Di dalam mobil, kami membahas banyak hal. Mulai dari kegiatan himpunan, mata kuliah, hingga dosen yang cukup menyebalkan. Aku sangat senang berteman dengan mereka, karena mereka ramah dan menyenangkan. Setelah 30 menit perjalanan, kami sampai di perpustakaan kota yang terkenal dengan kelengkapan bukubuku yang dimilikinya.
“Yuk, turun!” ajak Sangkara.
“Kalian masuk duluan saja, aku parkir mobil dulu ya,” tutur Laskara.
Aku melangkah masuk ke dalam perpustakaan itu. Sembari menunggu Laskara yang sedang memarkirkan mobil, aku dan Sangkara menunggu di lobi perpustakaan sambil mengisi buku tamu yang telah disediakan oleh penjaga perpustakaan.
“Yuk, kita ke rak nomor tiga! Buku-buku kedokteran ada disana,” ajak Sangkara.
Aku bergegas mengikuti mereka ke rak nomor tiga. Benar apa yang orang-orang katakan, buku-buku di sini sangatlah lengkap. Ada segala jenis buku, mulai dari buku kedokteran, ensiklopedia, novel, bahkan alat peraga ilmu sains ada disini. Setelah lima menit mencari, akhirnya aku menemukan buku yang berjudul “Neurosains” di rak itu.
“Aku sudah menemukan bukunya nih. Yuk kita belajar,” ujarku.
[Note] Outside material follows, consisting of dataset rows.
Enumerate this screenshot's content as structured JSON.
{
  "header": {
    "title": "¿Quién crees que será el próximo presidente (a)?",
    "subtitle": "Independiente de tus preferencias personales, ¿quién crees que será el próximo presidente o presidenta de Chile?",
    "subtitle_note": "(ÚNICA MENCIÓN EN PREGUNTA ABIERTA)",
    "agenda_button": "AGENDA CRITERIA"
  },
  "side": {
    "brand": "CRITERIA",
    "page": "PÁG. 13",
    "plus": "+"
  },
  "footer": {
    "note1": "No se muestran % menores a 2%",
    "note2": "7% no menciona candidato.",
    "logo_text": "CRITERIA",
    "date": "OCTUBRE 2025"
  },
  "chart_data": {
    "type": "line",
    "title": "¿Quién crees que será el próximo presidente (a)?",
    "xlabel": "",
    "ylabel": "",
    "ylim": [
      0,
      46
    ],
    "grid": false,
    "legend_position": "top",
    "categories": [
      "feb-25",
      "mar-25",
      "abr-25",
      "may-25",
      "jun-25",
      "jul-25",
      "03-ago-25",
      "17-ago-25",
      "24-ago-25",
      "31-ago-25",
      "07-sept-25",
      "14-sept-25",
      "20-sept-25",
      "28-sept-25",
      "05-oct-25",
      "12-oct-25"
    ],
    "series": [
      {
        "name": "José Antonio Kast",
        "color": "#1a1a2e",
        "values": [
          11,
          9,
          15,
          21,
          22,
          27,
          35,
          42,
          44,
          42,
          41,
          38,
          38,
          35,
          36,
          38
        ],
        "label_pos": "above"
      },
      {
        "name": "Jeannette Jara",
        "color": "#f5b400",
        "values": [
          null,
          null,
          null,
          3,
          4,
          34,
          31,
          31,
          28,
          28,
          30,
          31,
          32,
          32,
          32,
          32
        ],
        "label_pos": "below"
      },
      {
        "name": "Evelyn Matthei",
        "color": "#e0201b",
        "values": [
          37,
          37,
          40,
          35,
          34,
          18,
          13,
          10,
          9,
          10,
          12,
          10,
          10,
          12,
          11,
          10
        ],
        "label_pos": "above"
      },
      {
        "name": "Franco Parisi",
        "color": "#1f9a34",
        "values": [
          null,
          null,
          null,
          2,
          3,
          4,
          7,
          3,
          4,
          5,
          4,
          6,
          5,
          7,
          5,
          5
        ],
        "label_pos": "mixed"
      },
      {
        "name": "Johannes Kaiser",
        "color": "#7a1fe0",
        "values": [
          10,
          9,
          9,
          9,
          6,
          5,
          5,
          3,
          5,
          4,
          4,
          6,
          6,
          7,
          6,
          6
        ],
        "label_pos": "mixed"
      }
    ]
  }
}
Laskara dan Sangkara sangat detail dalam mengajariku. Kami juga membahas soal ujian kemarin yang belum aku pahami, hingga aku merasa bahwa saat ini aku cukup menguasai materi Neurosains. Tak terasa, dua jam telah berlalu. Kami pun memutuskan untuk pulang karena hari sudah sangat sore.
“Terima kasih ya sudah mengajakku belajar bersama,” kataku sebelum turun dari mobil.
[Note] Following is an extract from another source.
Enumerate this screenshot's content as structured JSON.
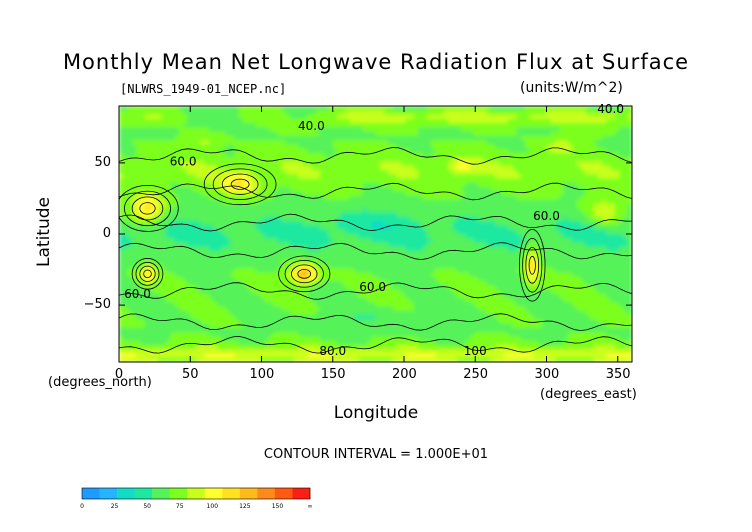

“Sama-sama Daisha. Lain kali kalau kamu ada kesulitan jangan enggan untuk cerita ya, pasti aku dan Laskara akan bantu kok,” tutur Sangkara sambil tersenyum.
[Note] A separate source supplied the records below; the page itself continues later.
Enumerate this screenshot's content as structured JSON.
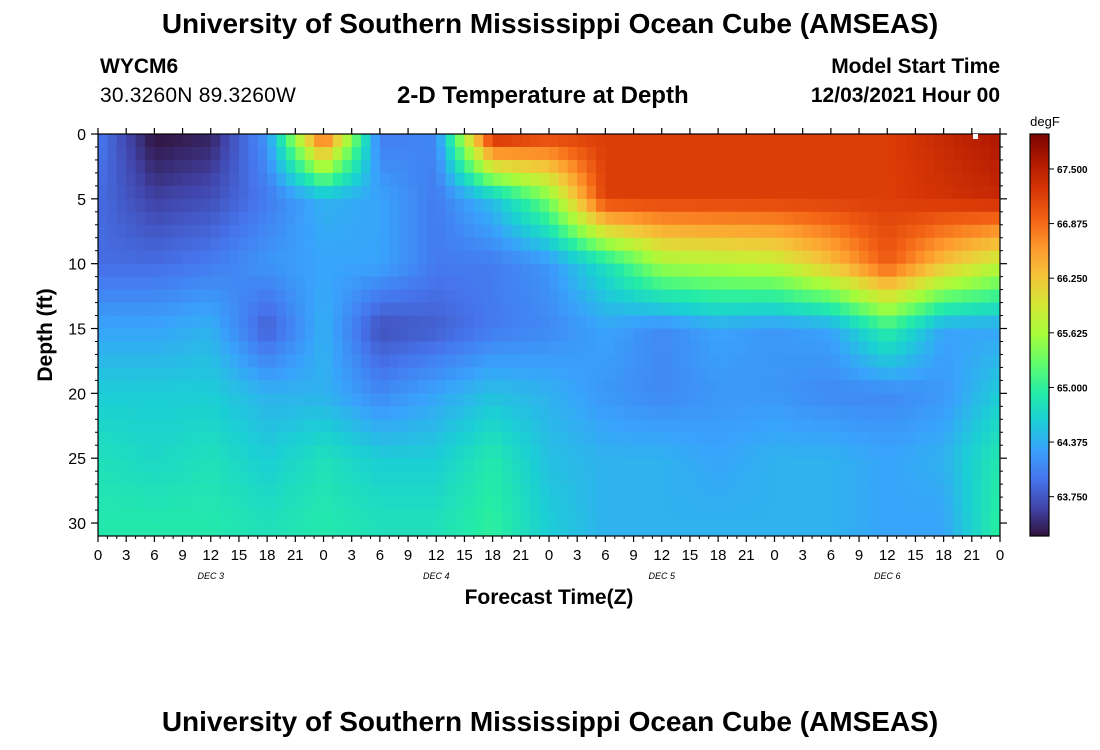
{
  "page": {
    "title": "University of Southern Mississippi Ocean Cube (AMSEAS)",
    "station_id": "WYCM6",
    "station_location": "30.3260N  89.3260W",
    "subtitle": "2-D Temperature at Depth",
    "model_start_label": "Model Start Time",
    "model_start_value": "12/03/2021 Hour 00",
    "footer_title": "University of Southern Mississippi Ocean Cube (AMSEAS)"
  },
  "chart_data": {
    "type": "heatmap",
    "title": "2-D Temperature at Depth",
    "xlabel": "Forecast Time(Z)",
    "ylabel": "Depth (ft)",
    "x_unit": "hours since model start",
    "x_range": [
      0,
      96
    ],
    "y_range": [
      0,
      31
    ],
    "y_inverted": true,
    "x_tick_values": [
      0,
      3,
      6,
      9,
      12,
      15,
      18,
      21,
      24,
      27,
      30,
      33,
      36,
      39,
      42,
      45,
      48,
      51,
      54,
      57,
      60,
      63,
      66,
      69,
      72,
      75,
      78,
      81,
      84,
      87,
      90,
      93,
      96
    ],
    "x_tick_labels": [
      "0",
      "3",
      "6",
      "9",
      "12",
      "15",
      "18",
      "21",
      "0",
      "3",
      "6",
      "9",
      "12",
      "15",
      "18",
      "21",
      "0",
      "3",
      "6",
      "9",
      "12",
      "15",
      "18",
      "21",
      "0",
      "3",
      "6",
      "9",
      "12",
      "15",
      "18",
      "21",
      "0"
    ],
    "y_tick_values": [
      0,
      5,
      10,
      15,
      20,
      25,
      30
    ],
    "y_tick_labels": [
      "0",
      "5",
      "10",
      "15",
      "20",
      "25",
      "30"
    ],
    "day_labels": [
      {
        "label": "DEC 3",
        "hour": 12
      },
      {
        "label": "DEC 4",
        "hour": 36
      },
      {
        "label": "DEC 5",
        "hour": 60
      },
      {
        "label": "DEC 6",
        "hour": 84
      }
    ],
    "colorbar": {
      "unit": "degF",
      "min": 63.3,
      "max": 67.9,
      "tick_values": [
        67.5,
        66.875,
        66.25,
        65.625,
        65.0,
        64.375,
        63.75
      ],
      "tick_labels": [
        "67.500",
        "66.875",
        "66.250",
        "65.625",
        "65.000",
        "64.375",
        "63.750"
      ],
      "palette": [
        "#30123b",
        "#4145ab",
        "#4675ed",
        "#39a2fc",
        "#1bcfd4",
        "#24eca6",
        "#61fc6c",
        "#a4fc3b",
        "#d1e834",
        "#f3c63a",
        "#fe9b2d",
        "#f36315",
        "#d93806",
        "#b11901",
        "#7a0402"
      ]
    },
    "grid_x_hours": [
      0,
      6,
      12,
      18,
      24,
      30,
      36,
      42,
      48,
      54,
      60,
      66,
      72,
      78,
      84,
      90,
      96
    ],
    "grid_y_depths": [
      0,
      5,
      10,
      15,
      20,
      25,
      30
    ],
    "temperature_degF": [
      [
        64.0,
        63.3,
        63.4,
        64.2,
        67.1,
        64.0,
        64.1,
        67.5,
        67.2,
        67.2,
        67.2,
        67.2,
        67.2,
        67.2,
        67.2,
        67.4,
        67.6
      ],
      [
        63.9,
        63.6,
        63.7,
        64.0,
        64.4,
        64.3,
        64.0,
        64.5,
        65.4,
        67.2,
        67.2,
        67.2,
        67.2,
        67.2,
        67.2,
        67.3,
        67.4
      ],
      [
        63.9,
        63.9,
        64.0,
        64.2,
        64.3,
        64.3,
        64.0,
        64.0,
        64.2,
        64.8,
        65.6,
        65.7,
        65.8,
        66.3,
        67.0,
        66.3,
        65.8
      ],
      [
        64.3,
        64.3,
        64.4,
        63.8,
        64.4,
        63.7,
        63.8,
        64.0,
        64.1,
        64.3,
        64.1,
        64.3,
        64.2,
        64.3,
        65.0,
        64.3,
        64.3
      ],
      [
        64.6,
        64.6,
        64.6,
        64.4,
        64.4,
        64.1,
        64.3,
        64.5,
        64.4,
        64.2,
        64.1,
        64.2,
        64.2,
        64.1,
        64.1,
        64.2,
        64.6
      ],
      [
        64.8,
        64.7,
        64.8,
        64.6,
        64.8,
        64.6,
        64.6,
        64.9,
        64.5,
        64.4,
        64.4,
        64.3,
        64.4,
        64.4,
        64.3,
        64.4,
        64.9
      ],
      [
        64.9,
        64.9,
        64.9,
        64.8,
        64.9,
        64.8,
        64.8,
        65.0,
        64.6,
        64.4,
        64.4,
        64.4,
        64.4,
        64.4,
        64.3,
        64.3,
        65.0
      ]
    ]
  },
  "icons": {
    "colorbar_marker": "small-white-square"
  }
}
“Lain kali kita belajar bersama lagi ya,” sambung Laskara.
Aku mengangguk dan turun dari mobil.
“Sekali lagi terima kasih. Hati-hati ya,” kataku sambil melambaikan tangan kepada mereka.
“Dah, Daisha!” ucap mereka.
Tak kusangka, setelah belajar dengan mereka nilai-nilaiku membaik. Aku mendapatkan nilai akhir A di mata kuliah Neurosains. Dosenku pun mengatakan bahwa perkembangan nilaiku sangat memuaskan. Mereka juga banyak sekali membantu menyelesaikan tugas kuliahku. Proses belajarku yang sempat menjadikan nilaiku rendah, sekarang sudah lebih baik semenjak bertemu mereka yang menjadi sahabat terbaikku selama di kampus.